Despite the changes in the recruiting game, Cody said his father has been a tremendous resource as he surveys his options for the next level.

"Since he's played college football, he can help me out a great deal," Faulkner said. "The recruiting process is a little new to him, but he knows a lot about the sport and he can help me in a lot of different ways in preparing for combines and working out for coaches."

He can also help in making sure that his son does not rush to judgment when considering his options. With six scholarship offers already in hand, there remains the distinct possibility that number could grow in the coming weeks and months. Because of that, Faulkner said he does not expect to announce his intentions anytime soon.

"I'm probably going to wait until after the season to decide," he said. "I don't want to rush into anything. I'll play out my senior season and then afterwards I'll make my choice."
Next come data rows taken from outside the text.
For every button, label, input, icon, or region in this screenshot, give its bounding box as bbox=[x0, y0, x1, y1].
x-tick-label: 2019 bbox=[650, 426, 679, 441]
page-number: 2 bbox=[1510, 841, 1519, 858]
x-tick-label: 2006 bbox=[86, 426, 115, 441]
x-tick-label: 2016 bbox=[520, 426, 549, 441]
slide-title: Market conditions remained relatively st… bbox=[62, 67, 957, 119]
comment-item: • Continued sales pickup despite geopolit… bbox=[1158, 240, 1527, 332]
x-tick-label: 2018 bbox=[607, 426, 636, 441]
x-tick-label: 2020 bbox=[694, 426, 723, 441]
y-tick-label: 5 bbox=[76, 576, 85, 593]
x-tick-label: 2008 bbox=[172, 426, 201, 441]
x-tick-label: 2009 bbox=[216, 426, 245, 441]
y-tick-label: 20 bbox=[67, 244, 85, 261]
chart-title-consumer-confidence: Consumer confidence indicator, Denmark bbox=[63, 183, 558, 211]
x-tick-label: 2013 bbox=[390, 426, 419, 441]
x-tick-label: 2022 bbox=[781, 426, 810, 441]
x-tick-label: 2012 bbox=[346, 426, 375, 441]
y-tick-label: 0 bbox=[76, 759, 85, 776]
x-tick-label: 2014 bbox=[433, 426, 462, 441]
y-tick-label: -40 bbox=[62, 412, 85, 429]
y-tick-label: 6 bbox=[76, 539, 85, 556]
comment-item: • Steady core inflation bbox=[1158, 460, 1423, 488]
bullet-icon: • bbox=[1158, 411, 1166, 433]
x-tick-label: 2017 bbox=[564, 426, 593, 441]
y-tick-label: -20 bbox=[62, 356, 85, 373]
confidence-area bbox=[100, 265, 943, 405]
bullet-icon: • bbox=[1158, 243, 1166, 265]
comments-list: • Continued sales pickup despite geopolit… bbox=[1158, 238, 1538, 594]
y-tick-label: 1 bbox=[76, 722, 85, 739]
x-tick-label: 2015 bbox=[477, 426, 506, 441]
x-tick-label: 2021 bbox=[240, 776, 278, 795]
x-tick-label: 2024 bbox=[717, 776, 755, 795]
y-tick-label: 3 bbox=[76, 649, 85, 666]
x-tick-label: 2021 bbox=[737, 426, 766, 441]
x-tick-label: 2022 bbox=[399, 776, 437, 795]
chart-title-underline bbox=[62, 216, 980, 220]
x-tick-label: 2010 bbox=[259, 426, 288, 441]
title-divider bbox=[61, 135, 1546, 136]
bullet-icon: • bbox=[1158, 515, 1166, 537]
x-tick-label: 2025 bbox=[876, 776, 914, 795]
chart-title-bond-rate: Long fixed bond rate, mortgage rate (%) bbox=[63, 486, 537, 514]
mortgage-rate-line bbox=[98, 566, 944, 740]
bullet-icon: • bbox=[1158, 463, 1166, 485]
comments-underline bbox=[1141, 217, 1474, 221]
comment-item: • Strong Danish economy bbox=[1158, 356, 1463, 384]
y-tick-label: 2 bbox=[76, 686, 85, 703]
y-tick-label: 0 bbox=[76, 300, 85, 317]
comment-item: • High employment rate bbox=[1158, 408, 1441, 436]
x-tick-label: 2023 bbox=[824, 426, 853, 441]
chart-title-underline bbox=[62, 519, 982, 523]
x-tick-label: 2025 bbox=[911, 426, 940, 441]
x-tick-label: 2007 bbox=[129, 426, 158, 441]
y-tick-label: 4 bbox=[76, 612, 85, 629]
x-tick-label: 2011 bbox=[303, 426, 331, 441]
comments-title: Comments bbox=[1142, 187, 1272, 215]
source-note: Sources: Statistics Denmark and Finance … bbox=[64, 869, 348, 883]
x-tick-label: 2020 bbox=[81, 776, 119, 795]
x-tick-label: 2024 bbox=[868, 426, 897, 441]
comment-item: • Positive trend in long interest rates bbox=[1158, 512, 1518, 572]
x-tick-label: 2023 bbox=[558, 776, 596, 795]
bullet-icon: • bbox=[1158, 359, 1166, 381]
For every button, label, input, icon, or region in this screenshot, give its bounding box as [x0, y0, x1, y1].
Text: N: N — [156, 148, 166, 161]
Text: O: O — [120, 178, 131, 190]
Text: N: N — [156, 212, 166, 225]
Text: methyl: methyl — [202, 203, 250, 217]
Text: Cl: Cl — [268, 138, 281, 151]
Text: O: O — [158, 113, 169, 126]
Two schools that will likely figure prominently into Faulkner's decision are a pair of Big Ten schools: Indiana and Wisconsin. Wisconsin signed Hamilton Heights quarterback Dustin Sherer in February and has a tradition of developing top-flight offensive linemen. Sherer and Faulkner anchored a Hamilton Heights offense that piled up nearly 2,500 yards through the air and 30 touchdowns on its way to a deep run in the state playoffs.

"It would be neat to be able to play with him, but that's not going to really affect my overall decision," Faulkner said. "I don't want to go somewhere because of one person. I want to go wherever is best for me.

"If Wisconsin ends up being the best choice for me, so be it. But if Wisconsin isn't, and let's say, Indiana is, then I'd rather go to Indiana."

Indiana, meanwhile, impressed Faulkner during his stop in Bloomington for IU's summer team camp. With 10 teams in Bloomington for the event, Faulkner was surprised at how well it was put together by the IU staff.

"Their camp was the best run camp that I've attended," Faulkner said. "We were able to do inside runs against different teams, do 7-on-7, and even get some 11-of-11 going. From that perspective, they tried to make it like our spring ball, which we don't really have. So that was great."

It is more than the IU camp, though, that has impressed Faulkner about the Hoosier program. He is well aware of what first-year Hoosier coach Terry Hoeppner did while he was the head coach at Miami (Ohio), and thinks that a much brighter future is ahead for Hoosier fans.

"Coach Hep is going to do a great job in turning that program around," Faulkner said. "In a couple of years, I see them competing for a bowl. I see them coming up and being a lot better real soon."